Meyer AND, Thompson PJ, Khanna A, Desai S, Mathews BK, Yousef E, Kusnoor AV, Singh H. Evaluating a mobile application for improving clinical laboratory test ordering and diagnosis. Journal of the American Medical Informatics Association : JAMIA. 2018 Jul 1; 25(7):841-847.
Mobile applications for improving diagnostic decision making often lack clinical evaluation.
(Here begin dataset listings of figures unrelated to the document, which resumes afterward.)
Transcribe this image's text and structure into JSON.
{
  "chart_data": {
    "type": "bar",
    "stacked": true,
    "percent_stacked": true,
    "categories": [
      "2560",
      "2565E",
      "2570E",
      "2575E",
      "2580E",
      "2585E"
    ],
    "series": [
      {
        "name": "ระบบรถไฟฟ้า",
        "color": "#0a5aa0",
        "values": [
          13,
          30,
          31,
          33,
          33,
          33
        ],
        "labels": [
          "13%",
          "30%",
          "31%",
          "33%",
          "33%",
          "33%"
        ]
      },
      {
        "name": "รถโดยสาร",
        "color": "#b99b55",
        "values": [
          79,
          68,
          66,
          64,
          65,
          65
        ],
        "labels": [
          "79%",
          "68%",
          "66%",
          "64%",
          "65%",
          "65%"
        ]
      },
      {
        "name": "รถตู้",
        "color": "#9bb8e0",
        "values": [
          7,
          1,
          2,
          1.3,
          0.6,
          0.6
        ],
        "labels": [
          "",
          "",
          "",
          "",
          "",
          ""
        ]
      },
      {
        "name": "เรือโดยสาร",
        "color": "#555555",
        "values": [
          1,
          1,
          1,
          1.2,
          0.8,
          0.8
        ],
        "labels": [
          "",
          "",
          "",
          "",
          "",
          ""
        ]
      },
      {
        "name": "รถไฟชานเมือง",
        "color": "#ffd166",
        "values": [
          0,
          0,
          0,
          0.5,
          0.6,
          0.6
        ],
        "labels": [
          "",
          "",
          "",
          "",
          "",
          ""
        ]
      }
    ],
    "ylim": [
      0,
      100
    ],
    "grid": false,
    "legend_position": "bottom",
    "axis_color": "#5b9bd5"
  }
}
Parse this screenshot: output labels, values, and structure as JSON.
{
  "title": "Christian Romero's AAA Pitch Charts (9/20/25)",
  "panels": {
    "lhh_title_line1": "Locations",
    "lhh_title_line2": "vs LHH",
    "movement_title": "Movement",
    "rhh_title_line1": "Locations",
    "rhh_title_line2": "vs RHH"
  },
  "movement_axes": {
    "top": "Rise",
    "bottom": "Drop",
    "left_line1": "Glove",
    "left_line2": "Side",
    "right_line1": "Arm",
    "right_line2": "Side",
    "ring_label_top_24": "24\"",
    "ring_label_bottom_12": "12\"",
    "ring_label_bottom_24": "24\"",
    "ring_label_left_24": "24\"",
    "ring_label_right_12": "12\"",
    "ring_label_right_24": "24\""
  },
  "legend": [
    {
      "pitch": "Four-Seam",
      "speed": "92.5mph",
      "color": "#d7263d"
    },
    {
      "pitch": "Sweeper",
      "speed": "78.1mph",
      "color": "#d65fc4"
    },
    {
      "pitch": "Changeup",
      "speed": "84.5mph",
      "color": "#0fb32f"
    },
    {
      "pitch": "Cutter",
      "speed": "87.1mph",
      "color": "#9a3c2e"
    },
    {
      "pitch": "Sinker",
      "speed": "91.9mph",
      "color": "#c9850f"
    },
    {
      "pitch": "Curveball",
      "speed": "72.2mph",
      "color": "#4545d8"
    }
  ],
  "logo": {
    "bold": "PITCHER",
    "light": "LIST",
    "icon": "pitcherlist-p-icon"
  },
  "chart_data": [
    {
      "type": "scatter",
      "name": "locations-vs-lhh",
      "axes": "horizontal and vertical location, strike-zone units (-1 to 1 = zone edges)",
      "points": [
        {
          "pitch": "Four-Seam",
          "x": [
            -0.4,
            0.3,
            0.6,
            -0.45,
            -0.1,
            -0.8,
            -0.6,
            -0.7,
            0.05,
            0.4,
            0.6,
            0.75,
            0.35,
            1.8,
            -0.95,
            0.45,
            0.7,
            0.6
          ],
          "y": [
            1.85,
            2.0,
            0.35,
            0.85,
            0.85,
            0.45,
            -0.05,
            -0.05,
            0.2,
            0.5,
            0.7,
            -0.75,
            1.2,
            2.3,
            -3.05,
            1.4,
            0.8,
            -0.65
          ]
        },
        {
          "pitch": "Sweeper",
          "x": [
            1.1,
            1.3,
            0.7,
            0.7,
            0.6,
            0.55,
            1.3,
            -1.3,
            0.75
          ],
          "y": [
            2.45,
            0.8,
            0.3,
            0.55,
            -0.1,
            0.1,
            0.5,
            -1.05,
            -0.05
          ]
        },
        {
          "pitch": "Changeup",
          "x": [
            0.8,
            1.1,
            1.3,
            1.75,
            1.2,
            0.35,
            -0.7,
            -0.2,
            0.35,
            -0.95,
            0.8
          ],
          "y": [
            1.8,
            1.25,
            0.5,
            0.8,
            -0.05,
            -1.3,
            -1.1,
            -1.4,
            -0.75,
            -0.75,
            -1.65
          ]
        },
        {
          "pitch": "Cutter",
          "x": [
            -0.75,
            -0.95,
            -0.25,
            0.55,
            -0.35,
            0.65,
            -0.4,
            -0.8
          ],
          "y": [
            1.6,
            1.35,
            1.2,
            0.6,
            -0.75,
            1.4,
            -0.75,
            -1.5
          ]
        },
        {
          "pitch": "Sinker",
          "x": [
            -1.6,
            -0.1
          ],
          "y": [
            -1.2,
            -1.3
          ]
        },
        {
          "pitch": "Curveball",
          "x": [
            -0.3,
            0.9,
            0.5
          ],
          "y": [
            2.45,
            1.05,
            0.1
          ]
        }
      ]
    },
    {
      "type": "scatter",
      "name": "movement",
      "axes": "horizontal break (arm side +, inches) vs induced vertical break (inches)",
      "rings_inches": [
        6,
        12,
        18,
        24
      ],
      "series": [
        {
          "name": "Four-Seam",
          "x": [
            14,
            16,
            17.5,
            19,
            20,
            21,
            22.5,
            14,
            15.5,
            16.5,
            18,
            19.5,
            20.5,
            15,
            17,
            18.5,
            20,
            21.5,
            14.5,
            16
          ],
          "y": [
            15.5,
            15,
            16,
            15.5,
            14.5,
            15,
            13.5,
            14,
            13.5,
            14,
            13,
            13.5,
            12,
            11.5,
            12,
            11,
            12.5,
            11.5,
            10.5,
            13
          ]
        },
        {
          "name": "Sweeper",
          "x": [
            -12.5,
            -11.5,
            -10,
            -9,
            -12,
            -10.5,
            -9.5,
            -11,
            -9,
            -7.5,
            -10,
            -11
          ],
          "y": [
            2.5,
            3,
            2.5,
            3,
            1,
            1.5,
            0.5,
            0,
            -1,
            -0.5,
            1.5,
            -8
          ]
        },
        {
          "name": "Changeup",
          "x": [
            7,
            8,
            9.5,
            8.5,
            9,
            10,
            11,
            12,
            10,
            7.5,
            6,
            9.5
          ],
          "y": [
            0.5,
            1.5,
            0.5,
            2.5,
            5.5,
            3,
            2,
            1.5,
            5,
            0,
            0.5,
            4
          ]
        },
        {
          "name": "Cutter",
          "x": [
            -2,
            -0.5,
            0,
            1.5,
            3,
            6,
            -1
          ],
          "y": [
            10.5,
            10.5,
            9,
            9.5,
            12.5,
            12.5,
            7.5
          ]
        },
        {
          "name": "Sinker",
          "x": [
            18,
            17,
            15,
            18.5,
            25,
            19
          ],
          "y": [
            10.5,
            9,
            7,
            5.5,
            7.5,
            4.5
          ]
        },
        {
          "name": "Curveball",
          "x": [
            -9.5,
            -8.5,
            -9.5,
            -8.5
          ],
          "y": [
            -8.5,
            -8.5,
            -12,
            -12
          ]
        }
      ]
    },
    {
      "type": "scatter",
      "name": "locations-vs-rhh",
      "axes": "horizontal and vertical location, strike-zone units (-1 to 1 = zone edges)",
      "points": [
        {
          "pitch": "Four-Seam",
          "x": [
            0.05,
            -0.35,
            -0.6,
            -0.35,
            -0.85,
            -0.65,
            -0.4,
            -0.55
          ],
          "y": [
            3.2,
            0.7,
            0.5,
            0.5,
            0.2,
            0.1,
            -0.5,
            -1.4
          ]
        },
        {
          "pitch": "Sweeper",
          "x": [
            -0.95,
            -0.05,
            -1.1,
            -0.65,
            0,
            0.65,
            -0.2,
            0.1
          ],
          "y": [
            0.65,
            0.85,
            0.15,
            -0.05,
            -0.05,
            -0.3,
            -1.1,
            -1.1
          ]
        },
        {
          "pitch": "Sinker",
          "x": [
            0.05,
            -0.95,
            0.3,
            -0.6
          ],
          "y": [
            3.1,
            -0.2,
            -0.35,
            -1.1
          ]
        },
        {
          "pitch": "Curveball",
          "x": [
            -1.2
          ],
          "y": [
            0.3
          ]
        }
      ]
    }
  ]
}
We evaluated if a mobile application improves generalist physicians' appropriate laboratory test ordering and diagnosis decisions and assessed if physicians perceive it as useful for learning.
In an experimental, vignette study, physicians diagnosed 8 patient vignettes with normal prothrombin times (PT) and abnormal partial thromboplastin times (PTT). Physicians made test ordering and diagnosis decisions for 4 vignettes using each resource: a mobile app, PTT Advisor, developed by the Centers for Disease Control and Prevention (CDC)'s Clinical Laboratory Integration into Healthcare Collaborative (CLIHC); and usual clinical decision support. Then, physicians answered questions regarding their perceptions of the app's usefulness for diagnostic decision making and learning using a modified Kirkpatrick Training Evaluation Framework.
Data from 368 vignettes solved by 46 physicians at 7 US health care institutions show advantages for using PTT Advisor over usual clinical decision support on test ordering and diagnostic decision accuracy (82.6 vs 70.2% correct; P? < .001), confidence in decisions (7.5 vs 6.3 out of 10; P? < .001), and vignette completion time (3:02 vs 3:53?min.; P? = .06). Physicians reported positive perceptions of the app's potential for improved clinical decision making, and recommended it be used to address broader diagnostic challenges.
A mobile app, PTT Advisor, may contribute to better test ordering and diagnosis, serve as a learning tool for diagnostic evaluation of certain clinical disorders, and improve patient outcomes. Similar methods could be useful for evaluating apps aimed at improving testing and diagnosis for other conditions.